A SWINDON sailor bantered with a New York cabbie, Dorcan briefly became Pamplona and fab’n’groovy blokes shunned barbers for hairdressers.

When it came to interesting images, Adver readers didn’t go short during the first full week of May, 1969.

If former Leading Air Mechanic Trevelyn Murtough cares to get in touch and share his memories of the Big Apple as it was in those days, we’d love to hear from him.

The young man, whose family home was in Pewsham Road, Penhill, was there to service Fleet Air Arm craft entered in the Transatlantic Air Race, an event commemorating Alcock and Brown’s first crossing 50 years earlier.

We said: “Trev was educated at Penhill Secondary Modern School and worked for a year as a machine operator with British Railways in Swindon before joining the Navy in 1962.

“He has toured the Far East in the aircraft carrier HMS Victorious, visiting such places as Hong Kong, Japan, Singapore and the Philippines.

“He met his wife, Patricia, at his home base, Yeovilton Naval Air Station, and they now live near there at Beacon House, Somerton.”

Shrivenham Road in Swindon was still home to Bortthwick and Sons’ slaughterhouse, whose ‘clients’ that week included a group of young bulls.

One managed to escape and head for Dorcan, claiming a place in posterity as he faced the final curtain.

“It was his weakness for the opposite sex that finally lost him his freedom,” we said.

“Five shapely heifers were turned onto the playing field of St Joseph’s School, where he had staked his territory.

“After a little exercise they trotted calmly back to the truck – with the bull close on their heels.

“He had made his escape by charging a cowman in the stomach in the slaughterhouse.

“The bull ran down Shrivenham Road and into Dorcan Way, where a startled postman abandoned his bike and ran as the bull careered towards him.

“Crowds of housewives and schoolchildren witnessed the end to the young bull’s short-lived freedom.”

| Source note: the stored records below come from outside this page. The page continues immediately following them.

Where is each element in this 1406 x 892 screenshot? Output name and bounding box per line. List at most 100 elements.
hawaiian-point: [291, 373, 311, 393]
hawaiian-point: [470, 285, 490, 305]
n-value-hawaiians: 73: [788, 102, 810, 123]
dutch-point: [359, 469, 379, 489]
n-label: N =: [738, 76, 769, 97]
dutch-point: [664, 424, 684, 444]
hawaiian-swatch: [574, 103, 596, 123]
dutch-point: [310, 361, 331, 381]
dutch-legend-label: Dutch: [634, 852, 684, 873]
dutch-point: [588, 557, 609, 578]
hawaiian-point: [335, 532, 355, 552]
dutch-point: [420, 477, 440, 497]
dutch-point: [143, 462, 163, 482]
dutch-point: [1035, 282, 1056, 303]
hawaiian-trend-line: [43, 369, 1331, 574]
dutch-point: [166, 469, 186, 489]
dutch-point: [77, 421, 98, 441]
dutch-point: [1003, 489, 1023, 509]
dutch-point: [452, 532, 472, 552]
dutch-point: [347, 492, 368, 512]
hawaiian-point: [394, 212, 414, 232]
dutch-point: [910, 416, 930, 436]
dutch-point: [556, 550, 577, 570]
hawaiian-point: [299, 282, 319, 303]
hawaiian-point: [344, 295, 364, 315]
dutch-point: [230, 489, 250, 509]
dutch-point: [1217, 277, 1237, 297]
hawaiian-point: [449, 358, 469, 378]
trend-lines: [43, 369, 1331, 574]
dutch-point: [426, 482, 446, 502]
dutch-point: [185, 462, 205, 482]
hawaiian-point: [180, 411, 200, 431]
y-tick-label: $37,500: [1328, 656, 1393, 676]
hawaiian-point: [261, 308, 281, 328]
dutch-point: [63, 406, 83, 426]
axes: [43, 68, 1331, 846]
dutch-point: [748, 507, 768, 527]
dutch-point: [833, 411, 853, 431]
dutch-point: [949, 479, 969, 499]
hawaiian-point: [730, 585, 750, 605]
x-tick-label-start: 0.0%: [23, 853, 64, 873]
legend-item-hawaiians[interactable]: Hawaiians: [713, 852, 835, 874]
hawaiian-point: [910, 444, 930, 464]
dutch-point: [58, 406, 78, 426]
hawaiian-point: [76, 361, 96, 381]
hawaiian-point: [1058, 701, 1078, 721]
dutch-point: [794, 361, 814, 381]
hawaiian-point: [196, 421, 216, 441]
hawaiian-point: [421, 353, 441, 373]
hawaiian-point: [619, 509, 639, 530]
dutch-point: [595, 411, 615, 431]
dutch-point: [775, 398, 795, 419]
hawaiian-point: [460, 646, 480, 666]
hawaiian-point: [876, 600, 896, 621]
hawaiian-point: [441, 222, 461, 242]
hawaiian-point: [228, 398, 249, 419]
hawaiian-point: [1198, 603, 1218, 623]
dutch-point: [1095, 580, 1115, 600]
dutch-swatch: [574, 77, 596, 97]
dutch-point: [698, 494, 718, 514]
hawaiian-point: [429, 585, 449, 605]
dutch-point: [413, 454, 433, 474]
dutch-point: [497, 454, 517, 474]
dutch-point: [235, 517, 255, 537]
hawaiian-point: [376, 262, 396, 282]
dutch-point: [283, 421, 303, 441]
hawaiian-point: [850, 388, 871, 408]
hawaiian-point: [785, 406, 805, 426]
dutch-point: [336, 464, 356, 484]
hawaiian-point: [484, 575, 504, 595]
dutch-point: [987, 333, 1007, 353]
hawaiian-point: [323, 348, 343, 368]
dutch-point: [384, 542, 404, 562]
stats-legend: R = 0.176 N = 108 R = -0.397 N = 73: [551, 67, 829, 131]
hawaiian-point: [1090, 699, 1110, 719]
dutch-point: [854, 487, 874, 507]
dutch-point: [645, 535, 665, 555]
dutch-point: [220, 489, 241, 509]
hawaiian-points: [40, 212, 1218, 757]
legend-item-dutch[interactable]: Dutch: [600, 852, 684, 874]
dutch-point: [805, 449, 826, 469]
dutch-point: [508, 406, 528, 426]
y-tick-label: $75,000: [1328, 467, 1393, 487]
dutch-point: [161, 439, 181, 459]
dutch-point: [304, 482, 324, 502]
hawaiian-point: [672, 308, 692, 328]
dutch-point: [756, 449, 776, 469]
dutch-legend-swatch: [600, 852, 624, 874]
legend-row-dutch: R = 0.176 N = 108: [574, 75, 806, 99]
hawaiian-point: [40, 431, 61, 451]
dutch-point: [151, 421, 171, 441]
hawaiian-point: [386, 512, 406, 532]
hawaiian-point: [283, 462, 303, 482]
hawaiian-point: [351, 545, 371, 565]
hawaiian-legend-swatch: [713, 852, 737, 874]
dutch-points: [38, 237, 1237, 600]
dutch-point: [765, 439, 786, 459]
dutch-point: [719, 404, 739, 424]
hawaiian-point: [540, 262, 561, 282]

A story of an entirely different kind took our photographer over to Old Town, were hair stylist Tina Martin had a salon called Year 2000AD in Wood Street.

There Tina catered for people of all ages – and both genders.

Unisex hair salons haven’t been an especially remarkable thing since about the late 1970s, but in 1969 they were more than unusual enough to make the news.

The only women to be found at most barber’s shops were in magazines left for perusal in the waiting area, and if a man was seen in a salon, he tended to be a stylist rather than a customer.

Among Tina’s regulars in Wood Street was Phil Wheeler, who said he couldn’t remember the last time he visited a barber’s.

Photographed wearing the curlers that gave him what we described as the Jimi Hendrix look, Phil said: “She cuts it the way I want.

“I don’t have to comb it, just run my fingers through it and it’s fine.”

Phil, we revealed, played bass for a band called Elijah and the Goat.

We added: “He used to wear his hair shoulder-length and says that men who wear their hair aggressively short are only trying to prove their masculinity.”

Phil was firmly in a gender minority at Tina’s salon, though, and the stylist thought many men lacked the confidence to follow in his footsteps.

“I wouldn’t mind opening a salon for men and women,” she said, “but I would do it in London and not here.

“Some men want colour rinses and one boy even brought his wig in to be set here.”

Another Adver photograph that week showed a caravan being hoisted by a huge crane over the roof of a house in Prior’s Hill, Wroughton.

It accompanied a story about a family reunion, with a man called Stephen Bowsher coming home.

We said: “Stephen was returning from 40 years ‘in exile’ in Bournemouth, to the county in which he was born, and he will live with his wife, Ruth, in the garden of his brother’s house.

“The house is, in fact, jointly owned by Mr Tom Bowsher and his sister, Mrs Daisy Preddy, who nurses at RAF Wroughton.

“Also present as the 70ft jib lowered the caravan on to a prepared site in the garden was Mrs Bobbie Smith, sister to Stephen, Tom and Daisy.”

Mrs Smith told us: “The object of the exercise is to bring us closer together. We haven’t any children to look after us as we get older, and so we’re going to look after each other.”

We added: “Stephen Bowsher, who is 72, explained that his wife suffers from arthritis, and that now he would be spared the worry of who would look after her if anything happened to him.

“The whole family looked on anxiously as the 20-foot caravan, weighing 1½ tons, was lifted up from the road and swung towards the garden.

“It had been brought up from Bournemouth the same morning, and by lunchtime the operation was complete.”